In the afternoon something upsetted me a lot. First Mrs. Dorin said that Brazil have a great economy. I tried to explain to her that might be, comparing with an African country, just because we are older than them and it is a completely different reality, but still is not a great economy and there are a lot of poor people over there. She said she disagreed with me. So I have to ask how she could disagree with me since she never been there and I lived there for 27 years. The answer was she just knew. Then she said have this “feeling” telling her that I came from a rich family. Of course it was just because I am white but she denied that when I made the question. What hurt me, it was think about my parents situation, the fact that they do not have their own house, my mother does not have an retirement plan and is not like they will live with my sisters, depending on them, like people do here in Africa. When I asked her why I would spend hours under the sun to get a free lift and make camping on the bushes and cook my own food if I was rich, she answered it was because I wanted. She was not completely wrong about that part you see, I do not want have lots of money and become one of those stupid tourist who do not care about them. But I am not rich and I cannot be rich. I can might find a job and save for two years to have some kind of comfort while travelling for what, six months? But that is not what I want. I want to live my dream now. Right now. Because until where I checked, I have no idea what is going on tomorrow. At least not for sure… And for the first time in my live, I am proud of the way I live. I have exactly what I need to survive. Why should I want more?
That changed my mood a lot and I think everybody noted. The girls brought me to “the river”, which was more bushes with some water running around than anything else. They told me it was common people have their baths there. I had my baths in a river every day for a month when I was in Uganda, but I could never do that in this “river”. Nope.
To be able to sleep this night, I asked Mrs. Dorin if I could put my tent inside the fence around her house. She allowed me. Oh my, that night I slept so well, that I could not even hear any hippos or elephants.

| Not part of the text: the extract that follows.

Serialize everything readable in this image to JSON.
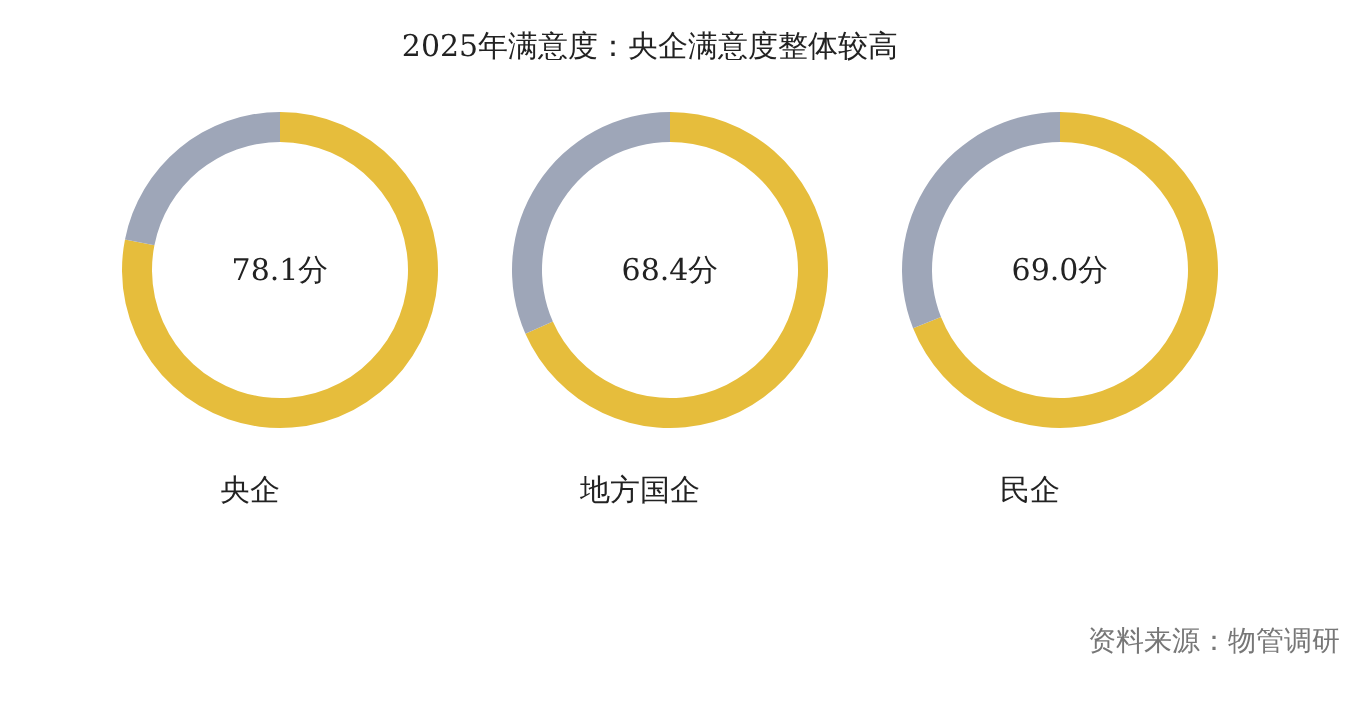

Sunday morning I went to the road and in a nice shadow I wait for my lift. I had to be in Maun on the 25th, from when I had a place to stay by CS and I would wait until the 1st of October to start my volunteer work. So the plan was going to the next village, Shorowe, spend the next two nights there and then going to Maun. But I decided to go directly to Maun and save the trouble in have to find another lift sooner. I would look for a church or somewhere to stay until the 25th and that was it. I just had no idea how my plans would change drastically for the rest of my time in Botswana.